Als notorischer Skeptiker würde ich aber sicherheitshalber folgende Recherche vorschlagen: wie sehr halten sich die deutschen Konzerne daheim an solche Vorgaben?
Tun sie es, wäre das dann wirklich vorbildlich. In dem Fall: Hut ab!
Tun die es nicht, wäre das ein Hinweis darauf, dass sie das nur aus Konkurrenzgründen selektiv in der Schweiz so handhaben und es sich leisten können, weil sie von den Mutterkonzernen finanziell unterstützt werden. In diesem Fall sollen sie dich in Grund und Boden schämen.
….da werden einige hundert LKWs mehr auf den Straßen sein….
Was soll da besonders schlecht sein bei Migros und COOP? Um welche kleine Mengen geht es denn da? Liegt doch klar auf der Linie unserer Volksvertreter und Bundesrat: keine finanzielle Einschränkungen für Privatflugzeuge. Und wer jetzt noch motzt soll bitte auf seine nächste Kreuzfahrt verzichten.

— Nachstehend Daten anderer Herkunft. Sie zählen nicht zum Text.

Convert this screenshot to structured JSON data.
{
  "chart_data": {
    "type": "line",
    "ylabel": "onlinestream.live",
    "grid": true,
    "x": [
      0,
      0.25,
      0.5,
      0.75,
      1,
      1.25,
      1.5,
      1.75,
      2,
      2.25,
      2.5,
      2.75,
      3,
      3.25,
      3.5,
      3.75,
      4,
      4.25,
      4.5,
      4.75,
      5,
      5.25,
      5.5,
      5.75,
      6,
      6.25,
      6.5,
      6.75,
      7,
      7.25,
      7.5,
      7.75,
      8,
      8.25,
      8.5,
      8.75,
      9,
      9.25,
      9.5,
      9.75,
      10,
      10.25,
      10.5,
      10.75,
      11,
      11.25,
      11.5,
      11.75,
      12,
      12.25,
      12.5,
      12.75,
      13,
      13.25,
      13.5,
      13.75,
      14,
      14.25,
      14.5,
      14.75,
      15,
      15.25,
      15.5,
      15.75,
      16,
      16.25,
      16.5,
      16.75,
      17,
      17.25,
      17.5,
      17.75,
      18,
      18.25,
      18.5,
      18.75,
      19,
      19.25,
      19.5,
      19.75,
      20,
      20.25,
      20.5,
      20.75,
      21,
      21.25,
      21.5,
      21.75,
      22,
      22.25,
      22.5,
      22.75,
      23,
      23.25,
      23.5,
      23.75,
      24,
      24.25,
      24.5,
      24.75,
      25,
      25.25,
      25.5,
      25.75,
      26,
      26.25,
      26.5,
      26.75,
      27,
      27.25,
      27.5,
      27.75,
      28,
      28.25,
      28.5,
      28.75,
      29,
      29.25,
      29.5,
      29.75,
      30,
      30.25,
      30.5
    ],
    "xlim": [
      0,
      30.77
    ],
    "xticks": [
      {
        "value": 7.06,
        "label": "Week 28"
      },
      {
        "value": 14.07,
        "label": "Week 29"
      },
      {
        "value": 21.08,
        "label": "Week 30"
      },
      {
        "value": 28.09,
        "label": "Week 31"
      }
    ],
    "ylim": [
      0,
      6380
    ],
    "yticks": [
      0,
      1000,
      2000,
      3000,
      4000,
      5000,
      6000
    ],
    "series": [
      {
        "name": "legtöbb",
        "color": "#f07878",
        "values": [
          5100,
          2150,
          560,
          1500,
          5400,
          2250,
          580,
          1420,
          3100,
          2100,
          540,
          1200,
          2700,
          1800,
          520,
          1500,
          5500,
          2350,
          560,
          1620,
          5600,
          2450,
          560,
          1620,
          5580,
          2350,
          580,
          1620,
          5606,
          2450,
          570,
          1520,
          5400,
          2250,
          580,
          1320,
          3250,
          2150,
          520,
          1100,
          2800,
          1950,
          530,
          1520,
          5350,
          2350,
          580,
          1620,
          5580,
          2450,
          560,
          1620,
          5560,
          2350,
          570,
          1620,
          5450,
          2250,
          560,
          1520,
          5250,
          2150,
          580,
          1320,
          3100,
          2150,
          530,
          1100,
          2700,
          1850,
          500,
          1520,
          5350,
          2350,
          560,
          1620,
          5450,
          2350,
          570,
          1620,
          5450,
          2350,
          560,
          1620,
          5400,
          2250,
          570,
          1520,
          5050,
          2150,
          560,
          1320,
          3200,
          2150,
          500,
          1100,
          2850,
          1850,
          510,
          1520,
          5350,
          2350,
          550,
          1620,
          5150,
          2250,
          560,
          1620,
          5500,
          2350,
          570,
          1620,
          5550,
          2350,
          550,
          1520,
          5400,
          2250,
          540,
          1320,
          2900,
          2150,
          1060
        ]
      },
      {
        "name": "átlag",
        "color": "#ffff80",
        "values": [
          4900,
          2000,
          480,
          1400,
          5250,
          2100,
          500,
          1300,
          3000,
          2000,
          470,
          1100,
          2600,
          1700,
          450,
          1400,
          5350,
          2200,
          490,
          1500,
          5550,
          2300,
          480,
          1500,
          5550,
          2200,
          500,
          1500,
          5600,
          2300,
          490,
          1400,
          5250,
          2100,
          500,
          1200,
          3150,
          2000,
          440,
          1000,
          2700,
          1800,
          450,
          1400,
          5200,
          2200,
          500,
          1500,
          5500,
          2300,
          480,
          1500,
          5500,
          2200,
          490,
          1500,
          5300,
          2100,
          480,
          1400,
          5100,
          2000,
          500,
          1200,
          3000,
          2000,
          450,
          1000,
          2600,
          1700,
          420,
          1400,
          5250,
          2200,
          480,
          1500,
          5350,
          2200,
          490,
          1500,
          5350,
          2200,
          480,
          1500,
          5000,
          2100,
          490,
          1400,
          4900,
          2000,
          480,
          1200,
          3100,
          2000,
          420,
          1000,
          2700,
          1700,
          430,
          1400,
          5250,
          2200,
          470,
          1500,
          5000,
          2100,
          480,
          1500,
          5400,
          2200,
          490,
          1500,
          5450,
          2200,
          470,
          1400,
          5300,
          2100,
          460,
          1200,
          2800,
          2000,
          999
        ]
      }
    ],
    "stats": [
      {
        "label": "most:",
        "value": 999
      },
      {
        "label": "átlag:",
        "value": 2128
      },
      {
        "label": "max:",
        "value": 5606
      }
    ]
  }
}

Was heisst Vorbild? Ist es denn derart relevant, ob Güter in der Luft oder zur See transportiert werden? Wieviel macht denn der Unterschied? Für mich spielt es keine Rolle mehr, da ich täglich sehe, wieviel Streckenkilometer von mehreren Fahrzeugen von einzelnen Personen gleichzeitig, gleiche, entfernte Baustellen anfahren, weil die Individualität (auch von jungen Menschen!) höher gewichtet wird. Ich bin nicht zu den Entscheidungsträgern zugelassen um solches beeinflussen zu können. Zudem; Die Transporteure wollen alle im Geschäft bleiben und bieten dementsprechend an. Und wenn der Detailhändler teuer einkauft, teuer tranportiert , teuer lagert, etc. wird er teuer verkaufen müssen. Das ist, wenn nicht zum Bankrott verurteilt, so doch mit grossem geschäftlichem Nachteil verbunden.